Anyone following the debate around Ontario’s proposed Bill 39, which would permit the mayors of Toronto and Ottawa to exercise “strong mayor” powers, may be under the impression that the leaders of these large Canadian cities have difficulty getting things done.
With the province of Ontario moving with such urgency to bestow new powers on Toronto’s John Tory and Ottawa’s Mark Sutcliffe, it would be natural to assume there’s a governance crisis at play. Are mayors being stymied by their councils, and are their policy agendas routinely scuttled by obstinate city councillors?
Mayors are generally successful in getting their policy preferences enacted. They’re elected on a policy platform and slowly but surely, mayors usually find a way to push it past a council that may have been elected on a set of opposing priorities.
How did they do so in the absence of the type of “strong mayor” powers their counterparts in some major American cities enjoy?
They enjoy a deference to their office and mandate. Mayors certainly represent only one vote of many around the council table, but they’re the only one with a city-wide mandate. They can claim support from voters throughout the municipality, and can argue that since they ran and won, they have a good handle on the mood and policy preferences of residents.
They have a city-wide political machine. Accompanying a city-wide mandate is a political machine that supported that victory. These include skilled political operators, volunteers, well-placed supporters and hundreds of donors. This machine is invested in the mayor’s success and can be activated throughout the mayor’s mandate to drum up support for policy initiatives.
They have a large, skilled team at city hall to help them. The mayor has the largest political office of anyone on council. Councillors have staff to assist them mainly with scheduling, administrative issues and constituency services, but mayors have policy staff who help draft and find support for their agenda.
These political staff work closely with city staff, including the city manager’s office, to design policies and services. They also closely manage the mayor’s coalition on council and find support among other councillors who may be partial to whatever initiative the mayor is hoping to pass.
They are natural coalition-builders and can create and re-create alliances as needed. Every mayor has a contingent of councillors they can count on for support. This group shares some type of policy or ideological alignment and can generally be expected to vote with the mayor. Mayors don’t have a caucus or cabinet in the same way a premier or the prime minister does, so this coalition can ebb and flow depending on the issue at hand.
Mayors work to find new partners and keep the door open for even hardened critics to vote with them on certain issues.
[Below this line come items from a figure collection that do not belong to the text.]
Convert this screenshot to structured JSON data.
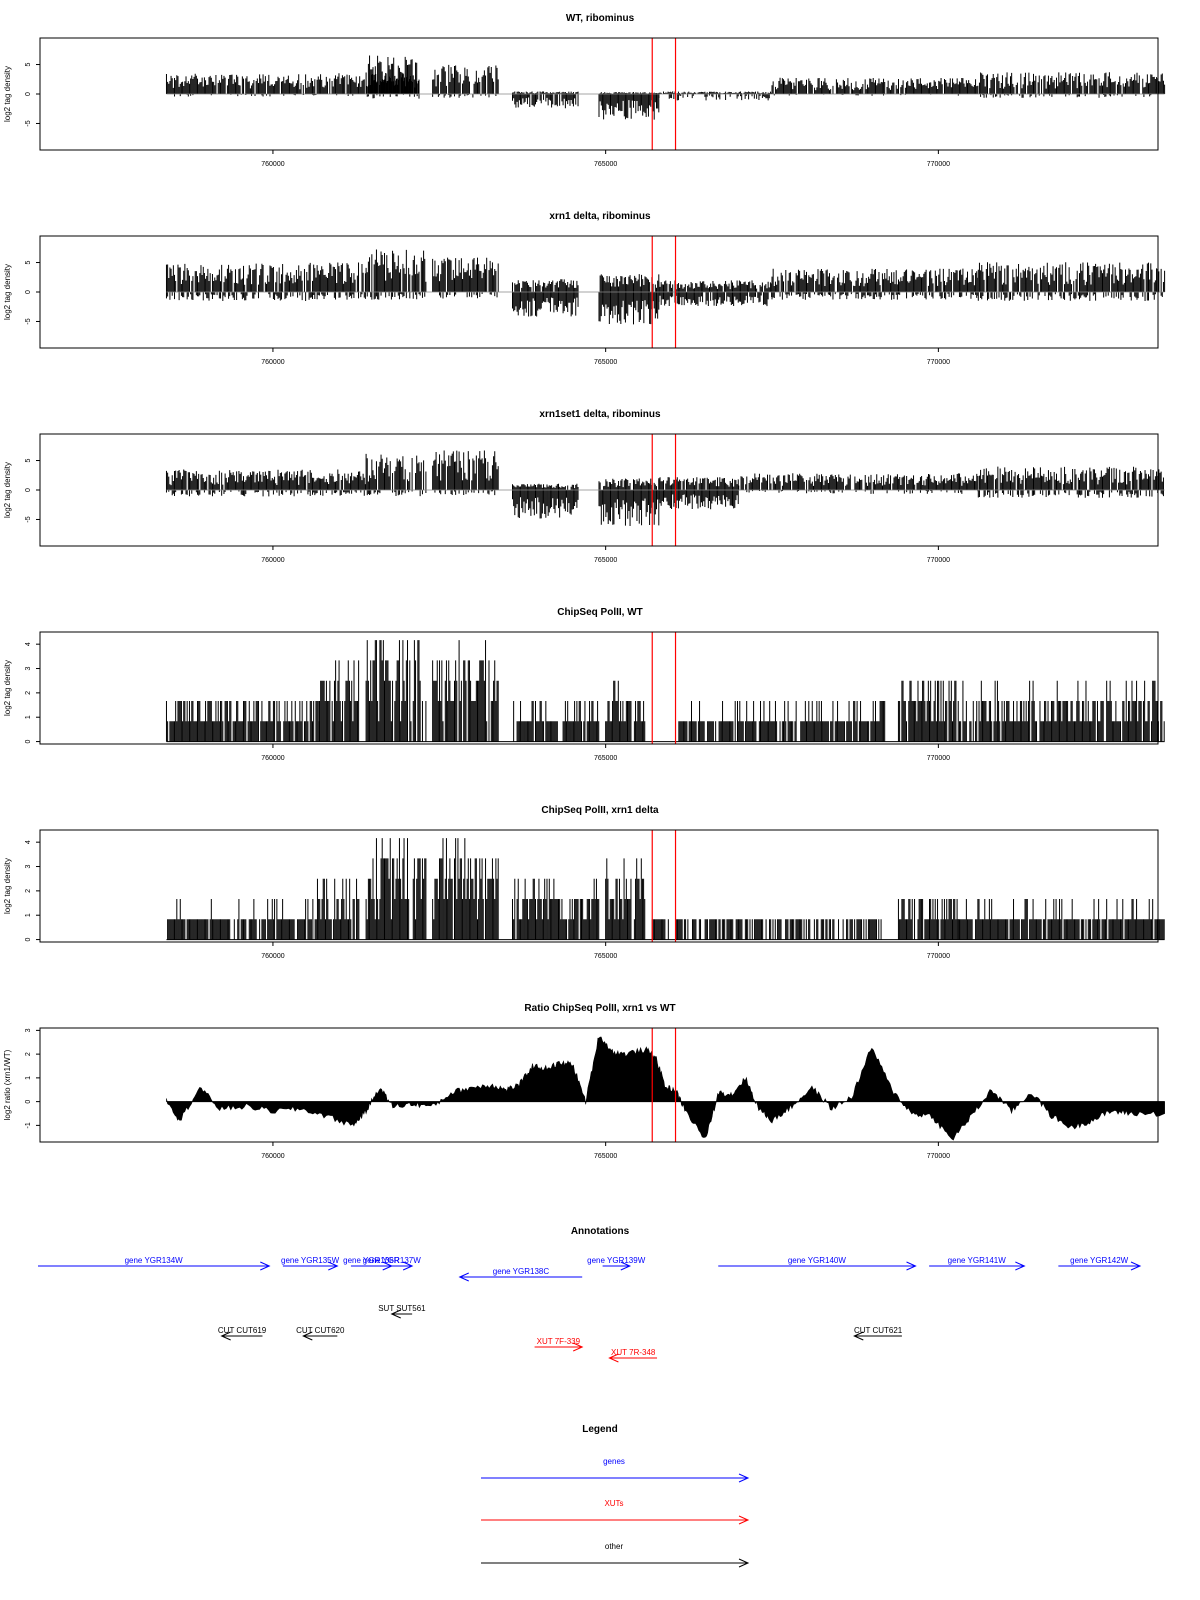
{
  "chart_data": [
    {
      "type": "bar",
      "title": "WT, ribominus",
      "ylabel": "log2 tag density",
      "xlabel": "",
      "xlim": [
        756800,
        773000
      ],
      "ylim": [
        -9.5,
        9.5
      ],
      "yticks": [
        "-5",
        "0",
        "5"
      ],
      "xticks": [
        "760000",
        "765000",
        "770000"
      ],
      "grid": false,
      "marker_positions": [
        765700,
        766050
      ],
      "marker_color": "#ff0000",
      "regions": [
        {
          "from": 758400,
          "to": 762200,
          "pos_level": 3.2,
          "neg_level": 0.4
        },
        {
          "from": 761400,
          "to": 762200,
          "pos_level": 6.0,
          "neg_level": 0.8
        },
        {
          "from": 762400,
          "to": 763400,
          "pos_level": 4.5,
          "neg_level": 0.6
        },
        {
          "from": 763600,
          "to": 764600,
          "pos_level": 0.4,
          "neg_level": 2.2
        },
        {
          "from": 764900,
          "to": 765800,
          "pos_level": 0.3,
          "neg_level": 4.0
        },
        {
          "from": 765800,
          "to": 767500,
          "pos_level": 0.4,
          "neg_level": 1.0
        },
        {
          "from": 767500,
          "to": 770600,
          "pos_level": 2.5,
          "neg_level": 0.3
        },
        {
          "from": 770600,
          "to": 773400,
          "pos_level": 3.4,
          "neg_level": 0.6
        }
      ]
    },
    {
      "type": "bar",
      "title": "xrn1 delta, ribominus",
      "ylabel": "log2 tag density",
      "xlabel": "",
      "xlim": [
        756800,
        773000
      ],
      "ylim": [
        -9.5,
        9.5
      ],
      "yticks": [
        "-5",
        "0",
        "5"
      ],
      "xticks": [
        "760000",
        "765000",
        "770000"
      ],
      "grid": false,
      "marker_positions": [
        765700,
        766050
      ],
      "marker_color": "#ff0000",
      "regions": [
        {
          "from": 758400,
          "to": 761400,
          "pos_level": 4.6,
          "neg_level": 1.4
        },
        {
          "from": 761400,
          "to": 762300,
          "pos_level": 6.6,
          "neg_level": 1.2
        },
        {
          "from": 762400,
          "to": 763400,
          "pos_level": 5.5,
          "neg_level": 1.0
        },
        {
          "from": 763600,
          "to": 764600,
          "pos_level": 2.0,
          "neg_level": 3.8
        },
        {
          "from": 764900,
          "to": 765800,
          "pos_level": 2.8,
          "neg_level": 5.0
        },
        {
          "from": 765800,
          "to": 767500,
          "pos_level": 1.8,
          "neg_level": 2.2
        },
        {
          "from": 767500,
          "to": 770600,
          "pos_level": 3.6,
          "neg_level": 1.2
        },
        {
          "from": 770600,
          "to": 773400,
          "pos_level": 4.6,
          "neg_level": 1.4
        }
      ]
    },
    {
      "type": "bar",
      "title": "xrn1set1 delta, ribominus",
      "ylabel": "log2 tag density",
      "xlabel": "",
      "xlim": [
        756800,
        773000
      ],
      "ylim": [
        -9.5,
        9.5
      ],
      "yticks": [
        "-5",
        "0",
        "5"
      ],
      "xticks": [
        "760000",
        "765000",
        "770000"
      ],
      "grid": false,
      "marker_positions": [
        765700,
        766050
      ],
      "marker_color": "#ff0000",
      "regions": [
        {
          "from": 758400,
          "to": 761400,
          "pos_level": 3.2,
          "neg_level": 1.0
        },
        {
          "from": 761400,
          "to": 762300,
          "pos_level": 5.6,
          "neg_level": 1.0
        },
        {
          "from": 762400,
          "to": 763400,
          "pos_level": 6.2,
          "neg_level": 0.8
        },
        {
          "from": 763600,
          "to": 764600,
          "pos_level": 1.0,
          "neg_level": 4.5
        },
        {
          "from": 764900,
          "to": 765800,
          "pos_level": 1.8,
          "neg_level": 5.6
        },
        {
          "from": 765800,
          "to": 767000,
          "pos_level": 2.0,
          "neg_level": 3.0
        },
        {
          "from": 767000,
          "to": 770600,
          "pos_level": 2.6,
          "neg_level": 0.6
        },
        {
          "from": 770600,
          "to": 773400,
          "pos_level": 3.6,
          "neg_level": 1.2
        }
      ]
    },
    {
      "type": "bar",
      "title": "ChipSeq PolII, WT",
      "ylabel": "log2 tag density",
      "xlabel": "",
      "xlim": [
        756800,
        773000
      ],
      "ylim": [
        -0.1,
        4.5
      ],
      "yticks": [
        "0",
        "1",
        "2",
        "3",
        "4"
      ],
      "xticks": [
        "760000",
        "765000",
        "770000"
      ],
      "grid": false,
      "marker_positions": [
        765700,
        766050
      ],
      "marker_color": "#ff0000",
      "regions": [
        {
          "from": 758400,
          "to": 760700,
          "pos_level": 1.7,
          "neg_level": 0
        },
        {
          "from": 760700,
          "to": 761300,
          "pos_level": 2.9,
          "neg_level": 0
        },
        {
          "from": 761400,
          "to": 762300,
          "pos_level": 3.9,
          "neg_level": 0
        },
        {
          "from": 762400,
          "to": 763400,
          "pos_level": 3.5,
          "neg_level": 0
        },
        {
          "from": 763600,
          "to": 764900,
          "pos_level": 1.3,
          "neg_level": 0
        },
        {
          "from": 765000,
          "to": 765600,
          "pos_level": 2.1,
          "neg_level": 0
        },
        {
          "from": 766100,
          "to": 769200,
          "pos_level": 1.3,
          "neg_level": 0
        },
        {
          "from": 769400,
          "to": 770300,
          "pos_level": 2.5,
          "neg_level": 0
        },
        {
          "from": 770300,
          "to": 773400,
          "pos_level": 2.0,
          "neg_level": 0
        }
      ]
    },
    {
      "type": "bar",
      "title": "ChipSeq PolII, xrn1 delta",
      "ylabel": "log2 tag density",
      "xlabel": "",
      "xlim": [
        756800,
        773000
      ],
      "ylim": [
        -0.1,
        4.5
      ],
      "yticks": [
        "0",
        "1",
        "2",
        "3",
        "4"
      ],
      "xticks": [
        "760000",
        "765000",
        "770000"
      ],
      "grid": false,
      "marker_positions": [
        765700,
        766050
      ],
      "marker_color": "#ff0000",
      "regions": [
        {
          "from": 758400,
          "to": 760600,
          "pos_level": 1.2,
          "neg_level": 0
        },
        {
          "from": 760600,
          "to": 761300,
          "pos_level": 2.2,
          "neg_level": 0
        },
        {
          "from": 761400,
          "to": 762300,
          "pos_level": 3.6,
          "neg_level": 0
        },
        {
          "from": 762400,
          "to": 763400,
          "pos_level": 3.7,
          "neg_level": 0
        },
        {
          "from": 763600,
          "to": 764900,
          "pos_level": 2.3,
          "neg_level": 0
        },
        {
          "from": 765000,
          "to": 765600,
          "pos_level": 2.9,
          "neg_level": 0
        },
        {
          "from": 765700,
          "to": 769200,
          "pos_level": 0.7,
          "neg_level": 0
        },
        {
          "from": 769400,
          "to": 770300,
          "pos_level": 1.8,
          "neg_level": 0
        },
        {
          "from": 770300,
          "to": 773400,
          "pos_level": 1.3,
          "neg_level": 0
        }
      ]
    },
    {
      "type": "area",
      "title": "Ratio ChipSeq PolII, xrn1 vs WT",
      "ylabel": "log2 ratio (xrn1/WT)",
      "xlabel": "",
      "xlim": [
        756800,
        773000
      ],
      "ylim": [
        -1.7,
        3.1
      ],
      "yticks": [
        "-1",
        "0",
        "1",
        "2",
        "3"
      ],
      "xticks": [
        "760000",
        "765000",
        "770000"
      ],
      "grid": false,
      "marker_positions": [
        765700,
        766050
      ],
      "marker_color": "#ff0000",
      "x": [
        758400,
        758600,
        758900,
        759200,
        759600,
        760000,
        760400,
        760800,
        761200,
        761400,
        761600,
        761800,
        762100,
        762400,
        762700,
        763000,
        763300,
        763500,
        763700,
        763900,
        764100,
        764300,
        764500,
        764700,
        764900,
        765100,
        765300,
        765600,
        765750,
        765900,
        766050,
        766200,
        766500,
        766700,
        766900,
        767100,
        767300,
        767500,
        767800,
        768100,
        768400,
        768700,
        769000,
        769300,
        769600,
        769900,
        770200,
        770500,
        770800,
        771100,
        771400,
        771700,
        772000,
        772300,
        772600,
        772900,
        773400
      ],
      "y": [
        0.1,
        -0.8,
        0.6,
        -0.3,
        -0.2,
        -0.4,
        -0.3,
        -0.6,
        -1.0,
        -0.4,
        0.6,
        -0.2,
        -0.1,
        -0.2,
        0.4,
        0.6,
        0.7,
        0.5,
        0.7,
        1.5,
        1.4,
        1.6,
        1.6,
        0.0,
        2.8,
        2.1,
        2.0,
        2.2,
        1.9,
        0.6,
        0.5,
        -0.4,
        -1.6,
        0.4,
        0.3,
        1.0,
        -0.3,
        -0.8,
        -0.2,
        0.6,
        -0.3,
        0.2,
        2.3,
        0.5,
        -0.5,
        -0.6,
        -1.6,
        -0.6,
        0.5,
        -0.4,
        0.4,
        -0.6,
        -1.1,
        -0.8,
        -0.4,
        -0.5,
        -0.5
      ]
    }
  ],
  "annotations": {
    "title": "Annotations",
    "xlim": [
      756800,
      773000
    ],
    "colors": {
      "gene": "#0000ff",
      "xut": "#ff0000",
      "other": "#000000"
    },
    "items": [
      {
        "label": "gene YGR134W",
        "kind": "gene",
        "start": 756800,
        "end": 760200,
        "strand": "+",
        "row": 0
      },
      {
        "label": "gene YGR135W",
        "kind": "gene",
        "start": 760400,
        "end": 761200,
        "strand": "+",
        "row": 0
      },
      {
        "label": "gene YGR136R",
        "kind": "gene",
        "start": 761400,
        "end": 762000,
        "strand": "+",
        "row": 0
      },
      {
        "label": "gene YGR137W",
        "kind": "gene",
        "start": 761700,
        "end": 762300,
        "strand": "+",
        "row": 0
      },
      {
        "label": "gene YGR138C",
        "kind": "gene",
        "start": 763000,
        "end": 764800,
        "strand": "-",
        "row": 1
      },
      {
        "label": "gene YGR139W",
        "kind": "gene",
        "start": 765100,
        "end": 765500,
        "strand": "+",
        "row": 0
      },
      {
        "label": "gene YGR140W",
        "kind": "gene",
        "start": 766800,
        "end": 769700,
        "strand": "+",
        "row": 0
      },
      {
        "label": "gene YGR141W",
        "kind": "gene",
        "start": 769900,
        "end": 771300,
        "strand": "+",
        "row": 0
      },
      {
        "label": "gene YGR142W",
        "kind": "gene",
        "start": 771800,
        "end": 773000,
        "strand": "+",
        "row": 0
      },
      {
        "label": "SUT SUT561",
        "kind": "other",
        "start": 762000,
        "end": 762300,
        "strand": "-",
        "row": 3
      },
      {
        "label": "CUT CUT619",
        "kind": "other",
        "start": 759500,
        "end": 760100,
        "strand": "-",
        "row": 4
      },
      {
        "label": "CUT CUT620",
        "kind": "other",
        "start": 760700,
        "end": 761200,
        "strand": "-",
        "row": 4
      },
      {
        "label": "CUT CUT621",
        "kind": "other",
        "start": 768800,
        "end": 769500,
        "strand": "-",
        "row": 4
      },
      {
        "label": "XUT 7F-339",
        "kind": "xut",
        "start": 764100,
        "end": 764800,
        "strand": "+",
        "row": 5
      },
      {
        "label": "XUT 7R-348",
        "kind": "xut",
        "start": 765200,
        "end": 765900,
        "strand": "-",
        "row": 6
      }
    ]
  },
  "legend": {
    "title": "Legend",
    "items": [
      {
        "label": "genes",
        "color": "#0000ff"
      },
      {
        "label": "XUTs",
        "color": "#ff0000"
      },
      {
        "label": "other",
        "color": "#000000"
      }
    ]
  }
}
Part of this process involves supporting local priorities for certain councillors, such as planning matters or traffic management issues. In this sense, mayors often trade support for local issues to get a policy passed.
They have the ear of the premier and prime minister. Unlike any other member of council, the mayor has the ability to directly discuss policy matters with provincial premiers and, very often, the prime minister. Mayors, therefore, not only have the ability to gain high-level support for their initiatives, but they have the chance to work through inter-governmental funding or jurisdictional challenges prior to introducing items to council.
Agenda can stall
A mayor’s policy agenda can slow or fail. Mayors lose council votes from time to time, and occasionally cannot find the necessary support for certain items. But they often get much of what they set out to accomplish passed.
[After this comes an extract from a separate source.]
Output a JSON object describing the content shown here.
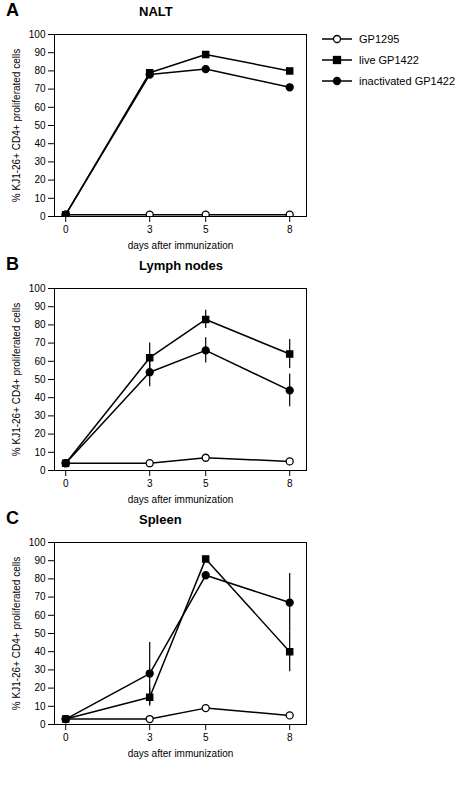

The support they enjoy from council, the public, the premier or even their own staff is contingent upon their actions and the decisions they make in office. If the popularity of a mayor dips, the challenges they face may compound and their agenda could ultimately stall.
For the most part, however, mayors are quite skilled at using both the formal and informal levers and resources at their disposal to fulfil their policy agenda.
Nothing outlined above comes easily, which is why it’s tempting for some to use new powers to eliminate the need to consult and find coalitions among council members. But the processes mayors use to build support — through research, consultation, careful design and negotiation — makes for better and more comprehensive local public policy.
Time will tell if Bill 39 will allow mayors to overstep this process, but it certainly changes the well-established dynamics of local policymaking.